Light movement is one of the more reliable ways to temporarily ease soreness. A short walk, easy cycling, or a low-intensity version of the exercise that made you sore increases blood flow without adding further muscle damage. This is often called active recovery, and while it doesn’t speed up the underlying repair process, it can noticeably reduce how sore you feel for several hours afterward.

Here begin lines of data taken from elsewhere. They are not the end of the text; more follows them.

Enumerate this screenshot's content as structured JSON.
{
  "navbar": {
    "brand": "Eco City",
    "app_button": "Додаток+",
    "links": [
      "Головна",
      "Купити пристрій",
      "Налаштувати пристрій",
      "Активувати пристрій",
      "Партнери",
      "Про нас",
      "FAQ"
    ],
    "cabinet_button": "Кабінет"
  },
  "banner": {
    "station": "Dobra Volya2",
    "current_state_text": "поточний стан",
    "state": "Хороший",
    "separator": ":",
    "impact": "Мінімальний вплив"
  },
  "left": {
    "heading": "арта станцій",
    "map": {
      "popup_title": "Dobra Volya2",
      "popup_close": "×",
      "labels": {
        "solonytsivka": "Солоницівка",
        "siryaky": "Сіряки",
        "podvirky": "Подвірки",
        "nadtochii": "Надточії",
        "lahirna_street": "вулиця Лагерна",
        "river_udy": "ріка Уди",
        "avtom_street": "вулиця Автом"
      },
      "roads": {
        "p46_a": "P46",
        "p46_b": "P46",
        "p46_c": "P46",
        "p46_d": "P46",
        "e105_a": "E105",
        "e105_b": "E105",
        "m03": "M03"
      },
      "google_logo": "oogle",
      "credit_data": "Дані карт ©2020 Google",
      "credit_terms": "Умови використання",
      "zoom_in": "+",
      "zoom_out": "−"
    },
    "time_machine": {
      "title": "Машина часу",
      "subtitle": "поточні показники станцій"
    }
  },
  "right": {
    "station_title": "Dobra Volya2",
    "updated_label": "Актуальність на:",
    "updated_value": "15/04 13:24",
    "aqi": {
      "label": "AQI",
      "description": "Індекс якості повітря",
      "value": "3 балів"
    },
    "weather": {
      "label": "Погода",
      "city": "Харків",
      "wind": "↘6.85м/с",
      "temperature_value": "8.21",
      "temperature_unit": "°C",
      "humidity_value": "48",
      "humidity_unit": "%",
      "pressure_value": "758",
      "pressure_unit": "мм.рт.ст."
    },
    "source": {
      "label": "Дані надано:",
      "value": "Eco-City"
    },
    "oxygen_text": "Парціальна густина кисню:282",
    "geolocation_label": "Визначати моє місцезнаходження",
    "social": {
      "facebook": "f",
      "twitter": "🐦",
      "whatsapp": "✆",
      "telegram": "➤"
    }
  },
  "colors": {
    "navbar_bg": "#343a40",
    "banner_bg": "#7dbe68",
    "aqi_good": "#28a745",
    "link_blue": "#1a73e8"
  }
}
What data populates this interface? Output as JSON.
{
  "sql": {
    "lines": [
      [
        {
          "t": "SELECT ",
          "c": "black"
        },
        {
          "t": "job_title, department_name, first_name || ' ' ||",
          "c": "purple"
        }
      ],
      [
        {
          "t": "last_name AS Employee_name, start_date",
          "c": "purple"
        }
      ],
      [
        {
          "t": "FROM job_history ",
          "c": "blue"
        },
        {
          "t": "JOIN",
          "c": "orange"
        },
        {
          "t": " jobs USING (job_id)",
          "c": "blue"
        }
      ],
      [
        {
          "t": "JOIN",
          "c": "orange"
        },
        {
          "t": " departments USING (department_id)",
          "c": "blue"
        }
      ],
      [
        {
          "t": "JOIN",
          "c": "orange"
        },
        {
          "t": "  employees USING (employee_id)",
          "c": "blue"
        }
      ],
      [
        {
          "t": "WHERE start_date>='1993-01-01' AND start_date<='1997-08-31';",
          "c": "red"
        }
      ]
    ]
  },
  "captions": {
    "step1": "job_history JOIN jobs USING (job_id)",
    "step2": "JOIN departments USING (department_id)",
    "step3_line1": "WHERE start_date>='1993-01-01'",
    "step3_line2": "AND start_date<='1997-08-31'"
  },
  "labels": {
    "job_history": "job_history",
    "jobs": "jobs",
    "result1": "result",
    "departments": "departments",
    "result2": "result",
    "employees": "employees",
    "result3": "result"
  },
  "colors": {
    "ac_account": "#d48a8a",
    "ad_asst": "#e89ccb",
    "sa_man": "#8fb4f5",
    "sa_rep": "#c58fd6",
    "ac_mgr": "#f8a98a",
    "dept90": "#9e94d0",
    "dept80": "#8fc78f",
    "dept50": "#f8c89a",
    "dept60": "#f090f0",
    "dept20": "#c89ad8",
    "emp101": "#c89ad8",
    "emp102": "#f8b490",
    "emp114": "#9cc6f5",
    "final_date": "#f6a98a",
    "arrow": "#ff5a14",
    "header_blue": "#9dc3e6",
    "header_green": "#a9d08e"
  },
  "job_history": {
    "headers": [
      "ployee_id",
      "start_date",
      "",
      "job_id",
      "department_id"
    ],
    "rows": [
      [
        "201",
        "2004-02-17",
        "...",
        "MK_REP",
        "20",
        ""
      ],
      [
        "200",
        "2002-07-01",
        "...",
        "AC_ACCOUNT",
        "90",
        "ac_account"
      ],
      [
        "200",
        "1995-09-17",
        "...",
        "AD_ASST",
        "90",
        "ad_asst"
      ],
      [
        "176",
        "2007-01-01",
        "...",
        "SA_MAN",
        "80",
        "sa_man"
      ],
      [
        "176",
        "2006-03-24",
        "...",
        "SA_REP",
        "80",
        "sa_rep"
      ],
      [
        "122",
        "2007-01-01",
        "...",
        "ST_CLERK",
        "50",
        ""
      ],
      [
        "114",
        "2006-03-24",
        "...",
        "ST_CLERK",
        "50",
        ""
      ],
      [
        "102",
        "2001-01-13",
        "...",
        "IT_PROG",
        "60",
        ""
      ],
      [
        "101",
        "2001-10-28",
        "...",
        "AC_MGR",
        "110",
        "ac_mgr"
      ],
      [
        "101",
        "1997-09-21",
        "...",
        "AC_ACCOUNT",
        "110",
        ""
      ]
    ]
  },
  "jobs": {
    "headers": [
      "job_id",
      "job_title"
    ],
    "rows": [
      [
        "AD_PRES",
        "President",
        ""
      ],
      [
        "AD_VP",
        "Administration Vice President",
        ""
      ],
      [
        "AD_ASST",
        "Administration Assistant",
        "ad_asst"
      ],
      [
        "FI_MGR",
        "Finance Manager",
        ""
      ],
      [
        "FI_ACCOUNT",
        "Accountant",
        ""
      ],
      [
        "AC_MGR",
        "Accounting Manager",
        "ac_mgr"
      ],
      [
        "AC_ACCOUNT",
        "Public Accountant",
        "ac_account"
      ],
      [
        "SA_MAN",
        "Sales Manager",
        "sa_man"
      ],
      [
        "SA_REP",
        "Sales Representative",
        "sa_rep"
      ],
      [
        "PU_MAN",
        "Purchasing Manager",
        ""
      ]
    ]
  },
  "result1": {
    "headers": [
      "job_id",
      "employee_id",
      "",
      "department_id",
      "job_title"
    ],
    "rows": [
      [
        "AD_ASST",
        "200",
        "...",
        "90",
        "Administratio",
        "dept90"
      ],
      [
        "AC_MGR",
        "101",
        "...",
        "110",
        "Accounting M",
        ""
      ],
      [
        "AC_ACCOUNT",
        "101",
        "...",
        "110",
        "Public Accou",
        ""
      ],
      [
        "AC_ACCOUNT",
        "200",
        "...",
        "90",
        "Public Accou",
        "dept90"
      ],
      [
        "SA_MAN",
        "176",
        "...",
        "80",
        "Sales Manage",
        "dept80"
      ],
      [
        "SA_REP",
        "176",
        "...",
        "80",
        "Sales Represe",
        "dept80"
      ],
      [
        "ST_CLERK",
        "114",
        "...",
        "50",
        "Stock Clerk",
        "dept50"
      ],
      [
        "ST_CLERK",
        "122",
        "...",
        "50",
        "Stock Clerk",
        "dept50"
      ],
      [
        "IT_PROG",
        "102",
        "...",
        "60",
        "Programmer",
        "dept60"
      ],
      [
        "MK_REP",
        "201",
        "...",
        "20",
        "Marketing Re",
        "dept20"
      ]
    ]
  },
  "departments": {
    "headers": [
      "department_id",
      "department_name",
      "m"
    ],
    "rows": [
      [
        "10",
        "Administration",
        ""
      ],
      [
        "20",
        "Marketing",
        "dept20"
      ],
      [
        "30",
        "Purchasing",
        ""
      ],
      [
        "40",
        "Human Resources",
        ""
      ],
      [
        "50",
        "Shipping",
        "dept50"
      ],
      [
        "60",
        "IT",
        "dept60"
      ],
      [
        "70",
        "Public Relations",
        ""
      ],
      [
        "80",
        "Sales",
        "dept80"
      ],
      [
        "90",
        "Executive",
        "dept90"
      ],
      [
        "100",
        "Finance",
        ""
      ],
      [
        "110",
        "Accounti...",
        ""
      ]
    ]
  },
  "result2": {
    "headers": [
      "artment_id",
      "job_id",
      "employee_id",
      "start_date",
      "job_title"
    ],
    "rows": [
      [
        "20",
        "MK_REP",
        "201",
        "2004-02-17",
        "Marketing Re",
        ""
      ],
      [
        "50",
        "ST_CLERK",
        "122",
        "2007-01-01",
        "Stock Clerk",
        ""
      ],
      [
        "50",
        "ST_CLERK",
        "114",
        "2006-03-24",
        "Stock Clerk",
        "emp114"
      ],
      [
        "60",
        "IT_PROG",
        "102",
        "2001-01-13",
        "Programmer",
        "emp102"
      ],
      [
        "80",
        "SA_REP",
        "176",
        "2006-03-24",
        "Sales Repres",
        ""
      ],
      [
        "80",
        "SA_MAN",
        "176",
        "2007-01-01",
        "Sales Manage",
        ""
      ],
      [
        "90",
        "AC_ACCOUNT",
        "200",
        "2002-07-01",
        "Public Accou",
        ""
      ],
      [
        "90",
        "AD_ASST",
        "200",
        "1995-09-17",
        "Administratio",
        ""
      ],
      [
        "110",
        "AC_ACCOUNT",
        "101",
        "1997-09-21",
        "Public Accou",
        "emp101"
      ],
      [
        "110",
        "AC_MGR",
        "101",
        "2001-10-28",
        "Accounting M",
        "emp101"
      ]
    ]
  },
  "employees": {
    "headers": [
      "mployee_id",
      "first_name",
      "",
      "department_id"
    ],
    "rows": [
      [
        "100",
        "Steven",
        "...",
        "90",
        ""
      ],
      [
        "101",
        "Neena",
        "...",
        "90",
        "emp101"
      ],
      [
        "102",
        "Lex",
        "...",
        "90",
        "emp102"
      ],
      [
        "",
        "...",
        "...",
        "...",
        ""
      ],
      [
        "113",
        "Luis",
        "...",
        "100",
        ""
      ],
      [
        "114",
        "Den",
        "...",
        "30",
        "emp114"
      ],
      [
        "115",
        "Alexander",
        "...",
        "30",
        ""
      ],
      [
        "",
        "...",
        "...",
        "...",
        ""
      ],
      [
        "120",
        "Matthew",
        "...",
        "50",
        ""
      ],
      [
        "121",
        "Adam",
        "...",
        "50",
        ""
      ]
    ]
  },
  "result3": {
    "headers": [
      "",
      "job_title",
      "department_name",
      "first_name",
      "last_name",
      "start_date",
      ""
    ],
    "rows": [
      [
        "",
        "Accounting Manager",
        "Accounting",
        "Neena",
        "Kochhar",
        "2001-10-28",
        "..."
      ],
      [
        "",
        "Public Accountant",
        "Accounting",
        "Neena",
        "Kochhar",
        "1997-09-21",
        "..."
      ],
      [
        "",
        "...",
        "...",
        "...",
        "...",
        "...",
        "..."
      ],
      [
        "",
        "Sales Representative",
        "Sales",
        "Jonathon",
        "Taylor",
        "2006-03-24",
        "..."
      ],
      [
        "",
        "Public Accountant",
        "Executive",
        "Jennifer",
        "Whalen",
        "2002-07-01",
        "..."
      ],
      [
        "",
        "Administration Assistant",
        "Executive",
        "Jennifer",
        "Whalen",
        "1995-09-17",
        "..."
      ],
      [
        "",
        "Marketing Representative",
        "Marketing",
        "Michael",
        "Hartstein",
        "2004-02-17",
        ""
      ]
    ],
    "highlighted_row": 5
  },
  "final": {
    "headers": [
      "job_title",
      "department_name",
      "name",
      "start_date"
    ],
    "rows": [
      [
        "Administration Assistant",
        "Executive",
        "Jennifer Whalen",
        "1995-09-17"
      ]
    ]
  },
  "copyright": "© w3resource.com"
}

Other strategies with modest evidence behind them include:

  • Massage or foam rolling: These can reduce the perception of soreness by stimulating pressure receptors in the skin and muscle, though the effect is temporary.
  • Cold water immersion: Sitting in cold water (around 10 to 15°C) for 10 to 15 minutes after exercise may reduce soreness, likely by limiting the initial inflammatory response.
  • Sleep and nutrition: Adequate protein intake and quality sleep give your body the raw materials and repair time it needs. These won’t eliminate soreness, but skimping on either will make it worse and last longer.

No intervention eliminates DOMS entirely. The most effective long-term strategy is simply repeated exposure. The same workout that leaves you hobbling for days the first time will produce far less soreness after a few sessions, as your muscles adapt to the specific demands you’re placing on them.

When Stretching Sore Muscles Can Backfire

If your muscles are already sore from micro-damage, aggressive stretching can add mechanical stress to fibers that are in the middle of repairing themselves. The Mayo Clinic advises that you should feel tension during a stretch, not pain. If stretching a sore muscle hurts, you’ve gone too far. A strained or significantly damaged muscle can be made worse by stretching it.

Gentle, pain-free stretching is unlikely to cause harm. But given how little it does for soreness, there’s no reason to push into discomfort hoping for a recovery benefit that the evidence says isn’t coming.